The National Wildlife Federation on Tuesday praised the federal effort, which includes PFAS mitigation in a national defense bill passed by the Republican-led Senate. But the federation said that much more needs to be done, particularly at the state level.
“We’ve got solutions. It’s time to use them,” said Oday Salim, a National Wildlife Federation staff attorney.
Salim co-authored a new report that the federation released Tuesday on the Great Lakes region that urges state and federal officials to act aggressively on PFAS. Salim said that state elected officials have the authority, and responsibility, to address PFAS using established federal laws such as the Clean Water Act, Safe Drinking Water Act and other statutes.
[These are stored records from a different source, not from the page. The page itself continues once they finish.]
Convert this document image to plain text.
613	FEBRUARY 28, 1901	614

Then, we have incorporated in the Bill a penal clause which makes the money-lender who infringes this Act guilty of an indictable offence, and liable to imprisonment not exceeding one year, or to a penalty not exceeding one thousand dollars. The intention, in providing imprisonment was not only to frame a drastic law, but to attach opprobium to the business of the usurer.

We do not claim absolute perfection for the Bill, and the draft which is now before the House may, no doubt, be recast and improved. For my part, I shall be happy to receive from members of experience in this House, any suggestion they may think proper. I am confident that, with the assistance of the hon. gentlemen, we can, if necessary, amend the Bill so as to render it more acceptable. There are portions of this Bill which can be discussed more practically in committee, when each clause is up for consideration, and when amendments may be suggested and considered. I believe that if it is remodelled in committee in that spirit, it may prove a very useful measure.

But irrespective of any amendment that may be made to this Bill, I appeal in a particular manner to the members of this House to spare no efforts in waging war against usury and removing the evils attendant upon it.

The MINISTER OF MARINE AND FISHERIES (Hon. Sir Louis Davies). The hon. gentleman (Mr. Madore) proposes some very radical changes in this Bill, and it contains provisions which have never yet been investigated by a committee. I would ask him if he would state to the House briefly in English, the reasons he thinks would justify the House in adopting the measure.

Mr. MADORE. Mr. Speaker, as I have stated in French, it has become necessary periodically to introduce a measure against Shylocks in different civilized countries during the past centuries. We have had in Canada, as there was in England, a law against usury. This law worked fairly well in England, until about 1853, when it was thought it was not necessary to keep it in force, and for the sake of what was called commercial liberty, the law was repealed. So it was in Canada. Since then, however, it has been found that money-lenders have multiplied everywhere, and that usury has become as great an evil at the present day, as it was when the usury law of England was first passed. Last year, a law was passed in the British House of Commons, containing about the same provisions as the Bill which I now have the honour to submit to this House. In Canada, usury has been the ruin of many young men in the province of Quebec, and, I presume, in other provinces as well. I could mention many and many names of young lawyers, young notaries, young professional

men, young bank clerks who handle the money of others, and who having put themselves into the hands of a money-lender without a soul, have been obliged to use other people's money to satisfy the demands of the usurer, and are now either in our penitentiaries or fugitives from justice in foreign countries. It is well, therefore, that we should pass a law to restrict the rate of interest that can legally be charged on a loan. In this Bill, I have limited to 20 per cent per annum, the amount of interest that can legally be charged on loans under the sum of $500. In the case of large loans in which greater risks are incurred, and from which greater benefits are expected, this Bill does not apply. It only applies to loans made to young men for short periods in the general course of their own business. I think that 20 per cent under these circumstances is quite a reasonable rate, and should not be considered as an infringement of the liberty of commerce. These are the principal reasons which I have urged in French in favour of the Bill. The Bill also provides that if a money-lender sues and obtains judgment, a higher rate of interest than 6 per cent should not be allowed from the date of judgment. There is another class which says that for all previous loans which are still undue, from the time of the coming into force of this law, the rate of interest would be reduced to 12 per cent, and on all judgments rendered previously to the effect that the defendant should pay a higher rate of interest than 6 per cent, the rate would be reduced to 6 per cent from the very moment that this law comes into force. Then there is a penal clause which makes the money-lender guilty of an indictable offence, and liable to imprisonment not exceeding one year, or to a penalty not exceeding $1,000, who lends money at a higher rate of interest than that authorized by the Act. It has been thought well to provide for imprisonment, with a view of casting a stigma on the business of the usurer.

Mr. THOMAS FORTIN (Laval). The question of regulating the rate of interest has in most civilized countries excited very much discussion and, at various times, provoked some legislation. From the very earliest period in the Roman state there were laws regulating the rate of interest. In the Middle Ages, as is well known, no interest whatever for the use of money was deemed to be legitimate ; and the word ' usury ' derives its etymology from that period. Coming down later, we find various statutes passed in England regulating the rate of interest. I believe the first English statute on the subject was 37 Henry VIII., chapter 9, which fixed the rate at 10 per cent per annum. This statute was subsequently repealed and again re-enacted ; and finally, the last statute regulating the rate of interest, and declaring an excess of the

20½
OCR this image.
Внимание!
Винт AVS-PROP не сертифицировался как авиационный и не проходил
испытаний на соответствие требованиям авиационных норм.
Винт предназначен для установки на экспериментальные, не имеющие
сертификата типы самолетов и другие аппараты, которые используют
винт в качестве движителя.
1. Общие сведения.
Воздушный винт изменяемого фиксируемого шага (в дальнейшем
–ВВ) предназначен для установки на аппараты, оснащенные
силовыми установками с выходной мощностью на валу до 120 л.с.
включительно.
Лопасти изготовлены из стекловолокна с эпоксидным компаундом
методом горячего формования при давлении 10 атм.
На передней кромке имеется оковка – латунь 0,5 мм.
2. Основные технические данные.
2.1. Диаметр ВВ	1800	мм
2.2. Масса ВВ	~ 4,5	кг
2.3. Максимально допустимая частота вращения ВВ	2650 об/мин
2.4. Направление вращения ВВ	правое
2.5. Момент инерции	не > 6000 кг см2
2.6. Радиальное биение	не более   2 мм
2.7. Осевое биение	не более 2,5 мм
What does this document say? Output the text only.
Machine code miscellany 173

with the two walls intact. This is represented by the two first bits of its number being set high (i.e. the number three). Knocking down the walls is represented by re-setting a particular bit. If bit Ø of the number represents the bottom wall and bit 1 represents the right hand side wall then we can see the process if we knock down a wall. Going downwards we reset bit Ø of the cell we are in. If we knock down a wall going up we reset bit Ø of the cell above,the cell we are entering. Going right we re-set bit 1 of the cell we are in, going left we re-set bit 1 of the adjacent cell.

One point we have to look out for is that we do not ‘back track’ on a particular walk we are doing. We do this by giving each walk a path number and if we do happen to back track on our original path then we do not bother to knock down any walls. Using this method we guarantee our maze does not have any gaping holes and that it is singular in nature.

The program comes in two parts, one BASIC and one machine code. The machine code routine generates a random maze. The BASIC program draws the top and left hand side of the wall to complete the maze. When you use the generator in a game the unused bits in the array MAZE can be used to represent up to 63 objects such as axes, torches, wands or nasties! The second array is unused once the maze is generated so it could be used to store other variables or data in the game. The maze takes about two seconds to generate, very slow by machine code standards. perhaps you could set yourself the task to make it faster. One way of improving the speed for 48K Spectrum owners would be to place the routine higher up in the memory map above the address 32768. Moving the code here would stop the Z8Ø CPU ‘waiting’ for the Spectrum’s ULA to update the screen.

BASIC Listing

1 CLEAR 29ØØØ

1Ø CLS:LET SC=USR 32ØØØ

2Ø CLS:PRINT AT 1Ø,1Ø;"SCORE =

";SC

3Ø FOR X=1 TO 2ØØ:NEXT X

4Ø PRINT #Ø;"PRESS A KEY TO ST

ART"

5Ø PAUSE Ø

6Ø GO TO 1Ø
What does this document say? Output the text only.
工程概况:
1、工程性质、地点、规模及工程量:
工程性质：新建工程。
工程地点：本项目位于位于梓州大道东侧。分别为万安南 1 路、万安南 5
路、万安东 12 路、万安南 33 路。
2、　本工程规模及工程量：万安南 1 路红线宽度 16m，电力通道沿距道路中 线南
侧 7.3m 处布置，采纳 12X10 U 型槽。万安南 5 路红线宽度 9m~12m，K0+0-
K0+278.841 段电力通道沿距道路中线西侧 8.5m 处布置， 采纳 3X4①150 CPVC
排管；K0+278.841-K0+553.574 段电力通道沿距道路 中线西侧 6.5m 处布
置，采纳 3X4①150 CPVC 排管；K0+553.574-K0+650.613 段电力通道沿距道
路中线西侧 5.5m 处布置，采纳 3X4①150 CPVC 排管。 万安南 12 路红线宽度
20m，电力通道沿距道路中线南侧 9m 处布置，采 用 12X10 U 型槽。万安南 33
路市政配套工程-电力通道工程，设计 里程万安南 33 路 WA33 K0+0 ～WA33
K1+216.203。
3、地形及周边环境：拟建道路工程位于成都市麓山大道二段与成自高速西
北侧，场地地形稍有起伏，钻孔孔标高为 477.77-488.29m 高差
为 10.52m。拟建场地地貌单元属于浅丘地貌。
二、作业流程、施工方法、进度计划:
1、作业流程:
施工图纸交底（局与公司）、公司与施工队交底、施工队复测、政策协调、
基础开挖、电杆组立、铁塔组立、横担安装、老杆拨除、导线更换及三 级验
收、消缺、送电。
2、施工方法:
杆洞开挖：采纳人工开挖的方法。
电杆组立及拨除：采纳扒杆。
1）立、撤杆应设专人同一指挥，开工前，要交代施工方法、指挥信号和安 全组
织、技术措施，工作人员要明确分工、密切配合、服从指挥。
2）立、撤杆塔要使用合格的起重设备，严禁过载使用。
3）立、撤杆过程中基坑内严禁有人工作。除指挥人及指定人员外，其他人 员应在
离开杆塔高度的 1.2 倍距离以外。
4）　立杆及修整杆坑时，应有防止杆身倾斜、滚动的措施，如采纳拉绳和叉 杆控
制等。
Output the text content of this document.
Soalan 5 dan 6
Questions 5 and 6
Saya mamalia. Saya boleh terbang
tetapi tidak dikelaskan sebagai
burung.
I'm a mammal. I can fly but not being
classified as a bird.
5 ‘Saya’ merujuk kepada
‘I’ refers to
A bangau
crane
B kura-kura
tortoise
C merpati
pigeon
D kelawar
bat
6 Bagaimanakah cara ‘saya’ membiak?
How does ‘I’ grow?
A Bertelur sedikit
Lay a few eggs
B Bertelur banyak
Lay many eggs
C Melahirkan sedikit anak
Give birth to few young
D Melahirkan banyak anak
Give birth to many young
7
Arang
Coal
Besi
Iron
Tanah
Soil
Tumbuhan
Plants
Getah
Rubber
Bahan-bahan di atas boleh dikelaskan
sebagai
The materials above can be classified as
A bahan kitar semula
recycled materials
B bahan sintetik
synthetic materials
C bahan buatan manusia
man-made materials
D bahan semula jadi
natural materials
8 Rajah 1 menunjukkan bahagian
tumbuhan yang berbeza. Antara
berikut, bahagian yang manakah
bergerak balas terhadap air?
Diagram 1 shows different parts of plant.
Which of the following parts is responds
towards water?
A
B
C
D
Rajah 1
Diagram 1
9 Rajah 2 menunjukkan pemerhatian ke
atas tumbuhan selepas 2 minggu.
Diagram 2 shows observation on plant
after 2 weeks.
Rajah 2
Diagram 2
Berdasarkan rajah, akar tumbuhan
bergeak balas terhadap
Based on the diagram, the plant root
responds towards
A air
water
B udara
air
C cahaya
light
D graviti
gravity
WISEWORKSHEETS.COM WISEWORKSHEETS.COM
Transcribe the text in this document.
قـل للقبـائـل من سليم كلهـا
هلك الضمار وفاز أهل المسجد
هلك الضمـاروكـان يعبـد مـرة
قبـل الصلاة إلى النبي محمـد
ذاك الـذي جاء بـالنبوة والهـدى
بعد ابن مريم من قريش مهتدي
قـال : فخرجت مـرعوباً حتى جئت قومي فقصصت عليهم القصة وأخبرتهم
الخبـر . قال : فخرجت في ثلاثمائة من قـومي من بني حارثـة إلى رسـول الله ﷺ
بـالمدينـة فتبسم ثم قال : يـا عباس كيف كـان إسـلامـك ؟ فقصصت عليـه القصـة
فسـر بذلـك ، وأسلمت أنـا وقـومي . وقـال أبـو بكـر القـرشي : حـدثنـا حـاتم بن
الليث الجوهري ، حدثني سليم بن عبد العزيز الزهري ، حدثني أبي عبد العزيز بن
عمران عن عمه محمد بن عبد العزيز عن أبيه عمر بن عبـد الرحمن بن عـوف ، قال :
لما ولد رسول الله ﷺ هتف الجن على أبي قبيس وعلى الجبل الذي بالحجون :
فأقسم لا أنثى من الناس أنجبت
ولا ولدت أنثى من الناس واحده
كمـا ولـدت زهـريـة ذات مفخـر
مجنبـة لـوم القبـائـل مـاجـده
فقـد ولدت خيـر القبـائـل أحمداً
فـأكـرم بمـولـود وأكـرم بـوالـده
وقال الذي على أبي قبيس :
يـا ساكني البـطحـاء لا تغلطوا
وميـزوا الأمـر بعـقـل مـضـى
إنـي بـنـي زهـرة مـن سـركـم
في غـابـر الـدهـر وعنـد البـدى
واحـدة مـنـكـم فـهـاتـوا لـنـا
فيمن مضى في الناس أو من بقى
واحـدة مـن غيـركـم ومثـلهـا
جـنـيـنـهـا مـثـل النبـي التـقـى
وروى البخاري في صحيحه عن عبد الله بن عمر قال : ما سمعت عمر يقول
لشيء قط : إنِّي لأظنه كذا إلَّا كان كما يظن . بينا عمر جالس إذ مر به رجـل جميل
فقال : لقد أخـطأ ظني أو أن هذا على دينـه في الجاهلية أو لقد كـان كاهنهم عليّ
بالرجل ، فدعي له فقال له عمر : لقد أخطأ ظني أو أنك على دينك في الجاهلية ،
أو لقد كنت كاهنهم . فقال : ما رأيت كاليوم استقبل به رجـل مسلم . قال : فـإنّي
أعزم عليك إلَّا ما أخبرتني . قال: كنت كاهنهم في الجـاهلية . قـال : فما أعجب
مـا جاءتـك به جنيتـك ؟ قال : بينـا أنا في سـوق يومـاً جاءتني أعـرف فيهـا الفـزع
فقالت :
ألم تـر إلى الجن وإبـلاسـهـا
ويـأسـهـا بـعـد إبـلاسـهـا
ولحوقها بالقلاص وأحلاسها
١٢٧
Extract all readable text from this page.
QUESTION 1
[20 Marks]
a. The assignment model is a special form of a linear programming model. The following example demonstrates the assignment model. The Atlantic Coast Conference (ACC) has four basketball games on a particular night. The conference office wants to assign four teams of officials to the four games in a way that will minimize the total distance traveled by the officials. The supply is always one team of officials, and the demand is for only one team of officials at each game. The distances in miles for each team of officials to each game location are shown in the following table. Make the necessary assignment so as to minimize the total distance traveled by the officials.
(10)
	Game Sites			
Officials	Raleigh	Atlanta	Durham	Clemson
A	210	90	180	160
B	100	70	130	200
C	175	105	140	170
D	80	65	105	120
Minnesota, among the early states to address PFAS, has set health-based values for PFAS in drinking water, although they are not enforceable limits. The state has also set limits for groundwater and soil, and certain bodies of water including the Mississippi River. Other Great Lakes states such as Ohio, however, have not set standards.
The settlement 3M reached with Minnesota in 2018 provided for the company to give $850 million to the state for water quality programs in the east metro, where 3M for years produced the chemicals. In 2004, traces of the compounds were found in the drinking water of 67,000 people in areas of Lake Elmo, Oakdale, Woodbury and Cottage Grove.
The Wildlife Federation report summarizes recent research showing elevated PFAS levels in great blue herons, bald eagles and tree swallows in the Great Lakes region.
Game, too, can be a path for PFAS exposure in humans. Michigan took the unusual step of issuing a Do Not Eat advisory for deer within 5 miles of a marsh in Oscoda Township, which is near the former Wurtsmith Air Force Base, a site with very high levels of PFAS groundwater contamination.
U.S. Rep. Dan Kildee, the Democrat who represents Oscoda Township, summed up his constituents’ frustration at the hearing.
“3M wants credit for having stopped using PFOA and PFAS, but then it wants us to believe that these chemicals are not dangerous,” Kildee said. “This is ridiculous.”